Mirror-gazing illusion more intense in schizophrenia

By Andrew Czyzewski

Patients with schizophrenia report more intense perceptual illusions during the mirror-gazing task than do mentally healthy people, report researchers who also found that the patients were more likely to believe their illusions were real.

Study co-author Stefano Zago (University of Milan, Italy) and colleagues say the findings reflect underlying ego dysfunction and body dysmorphic disorder in schizophrenia.

Reporting in Schizophrenia Research, the team notes that gazing at one's own reflected face at low illumination can lead to apparitional experiences termed "strange-face in the mirror" illusion. No study has previously investigated mirror gazing in schizophrenic patients, who already exhibit delirium, hallucination, and self-misattribution.

Zago et al therefore devised a study to compare strange-face apparitions in response to mirror gazing in 16 patients with schizophrenia and 21 mentally healthy controls. Participants underwent a 7-minute mirror-gazing test, after which they completed a specifically designed questionnaire asking them to describe strange-face perceptions.

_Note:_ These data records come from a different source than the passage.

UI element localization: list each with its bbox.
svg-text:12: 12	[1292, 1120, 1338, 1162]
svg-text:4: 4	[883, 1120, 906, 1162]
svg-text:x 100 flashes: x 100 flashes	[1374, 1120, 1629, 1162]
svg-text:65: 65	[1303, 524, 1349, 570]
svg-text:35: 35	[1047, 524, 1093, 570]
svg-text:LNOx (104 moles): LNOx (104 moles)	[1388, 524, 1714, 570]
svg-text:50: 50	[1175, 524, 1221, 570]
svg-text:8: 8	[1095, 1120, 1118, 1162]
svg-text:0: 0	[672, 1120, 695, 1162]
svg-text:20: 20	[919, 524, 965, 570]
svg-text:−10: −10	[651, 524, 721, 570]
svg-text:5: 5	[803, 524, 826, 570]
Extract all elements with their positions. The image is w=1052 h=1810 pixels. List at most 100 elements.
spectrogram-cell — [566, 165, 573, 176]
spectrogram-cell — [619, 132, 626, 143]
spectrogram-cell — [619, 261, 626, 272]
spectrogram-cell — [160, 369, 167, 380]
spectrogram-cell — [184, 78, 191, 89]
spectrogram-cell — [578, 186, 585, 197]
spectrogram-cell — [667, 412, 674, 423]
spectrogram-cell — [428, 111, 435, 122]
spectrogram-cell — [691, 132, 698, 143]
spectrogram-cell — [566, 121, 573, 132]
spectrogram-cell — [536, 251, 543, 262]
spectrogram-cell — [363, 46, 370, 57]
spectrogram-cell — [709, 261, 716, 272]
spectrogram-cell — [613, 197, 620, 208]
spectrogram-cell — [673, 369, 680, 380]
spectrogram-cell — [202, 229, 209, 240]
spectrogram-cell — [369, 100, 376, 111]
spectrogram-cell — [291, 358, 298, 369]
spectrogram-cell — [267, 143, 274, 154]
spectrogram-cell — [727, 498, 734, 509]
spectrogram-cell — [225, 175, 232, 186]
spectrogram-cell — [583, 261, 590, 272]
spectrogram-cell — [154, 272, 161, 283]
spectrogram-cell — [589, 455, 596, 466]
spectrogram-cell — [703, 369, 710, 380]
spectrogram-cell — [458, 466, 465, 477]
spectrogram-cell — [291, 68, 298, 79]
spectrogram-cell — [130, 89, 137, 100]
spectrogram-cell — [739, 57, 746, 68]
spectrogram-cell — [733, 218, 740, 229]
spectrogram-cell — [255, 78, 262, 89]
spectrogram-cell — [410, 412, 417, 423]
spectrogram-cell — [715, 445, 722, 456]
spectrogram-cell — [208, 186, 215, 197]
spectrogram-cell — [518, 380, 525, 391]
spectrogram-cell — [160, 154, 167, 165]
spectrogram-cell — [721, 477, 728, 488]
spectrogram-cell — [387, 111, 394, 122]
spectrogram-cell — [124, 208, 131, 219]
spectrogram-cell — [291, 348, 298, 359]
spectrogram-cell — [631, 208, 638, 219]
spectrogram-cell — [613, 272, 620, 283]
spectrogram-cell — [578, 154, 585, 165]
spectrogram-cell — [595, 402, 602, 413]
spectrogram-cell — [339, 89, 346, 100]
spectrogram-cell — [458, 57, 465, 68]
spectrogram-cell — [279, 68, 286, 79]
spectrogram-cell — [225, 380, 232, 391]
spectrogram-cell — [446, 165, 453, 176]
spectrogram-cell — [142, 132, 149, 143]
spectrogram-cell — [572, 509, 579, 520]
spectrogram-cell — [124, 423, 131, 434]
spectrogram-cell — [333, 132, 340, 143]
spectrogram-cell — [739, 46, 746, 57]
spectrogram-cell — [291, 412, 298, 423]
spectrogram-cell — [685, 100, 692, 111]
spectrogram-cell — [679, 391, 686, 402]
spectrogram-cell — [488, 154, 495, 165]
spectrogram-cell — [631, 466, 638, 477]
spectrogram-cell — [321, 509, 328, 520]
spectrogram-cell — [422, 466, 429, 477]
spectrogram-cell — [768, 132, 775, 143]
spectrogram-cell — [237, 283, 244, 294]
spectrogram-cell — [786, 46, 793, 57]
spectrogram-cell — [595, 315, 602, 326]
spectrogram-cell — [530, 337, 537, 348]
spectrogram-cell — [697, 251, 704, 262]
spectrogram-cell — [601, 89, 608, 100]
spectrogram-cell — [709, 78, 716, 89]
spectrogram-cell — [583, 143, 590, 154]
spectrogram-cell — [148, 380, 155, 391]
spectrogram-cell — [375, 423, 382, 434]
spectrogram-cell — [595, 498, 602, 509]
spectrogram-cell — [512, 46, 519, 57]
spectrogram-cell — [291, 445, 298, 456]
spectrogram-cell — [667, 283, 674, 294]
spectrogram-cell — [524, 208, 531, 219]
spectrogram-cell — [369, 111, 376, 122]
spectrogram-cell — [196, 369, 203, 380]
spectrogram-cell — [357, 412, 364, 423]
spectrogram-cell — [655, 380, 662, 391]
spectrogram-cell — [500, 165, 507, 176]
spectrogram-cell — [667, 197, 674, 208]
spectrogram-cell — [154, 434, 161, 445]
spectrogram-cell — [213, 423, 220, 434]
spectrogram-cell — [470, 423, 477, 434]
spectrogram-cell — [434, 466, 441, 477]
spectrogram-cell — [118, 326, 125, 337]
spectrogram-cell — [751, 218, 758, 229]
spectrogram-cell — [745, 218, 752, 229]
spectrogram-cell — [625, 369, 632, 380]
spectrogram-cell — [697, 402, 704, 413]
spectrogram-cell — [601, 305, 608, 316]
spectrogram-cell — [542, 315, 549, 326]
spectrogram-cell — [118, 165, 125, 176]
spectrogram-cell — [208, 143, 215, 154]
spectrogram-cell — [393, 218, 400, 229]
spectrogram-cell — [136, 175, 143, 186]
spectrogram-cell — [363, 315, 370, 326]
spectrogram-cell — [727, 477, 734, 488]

The researchers found a number of differences between patients and mentally healthy controls.

During the 7-minute task, patients on average perceived a greater total number of strange-faces than controls, at 2.8 versus 1.5.

The types of strange faces also differed between patients and controls. Hugely deformed features were reported by all patients and 71% of controls, archetypal faces by 50% of patients and 19% of controls, and monstrous faces by 88% of patients and 29% of controls. Patients' archetypical and monster faces were usually satanic beings.

Furthermore, on Likert-type scales, patients tended to report greater intensity of apparitions and were more likely to report that they felt real than controls.

Indeed, mentally healthy individuals always felt dissociative experiences during strange-face apparitions and never identified with them.

Collectively the findings suggest that strange-face apparitions in schizophrenia can be produced by ego dysfunction, body dysmorphic disorder, or by misattribution of self-agency, Zago et al assert.

They conclude by saying that the mirror task may actually help in completing the standard assessment of patients with schizophrenia, independently of hallucinatory psychopathology.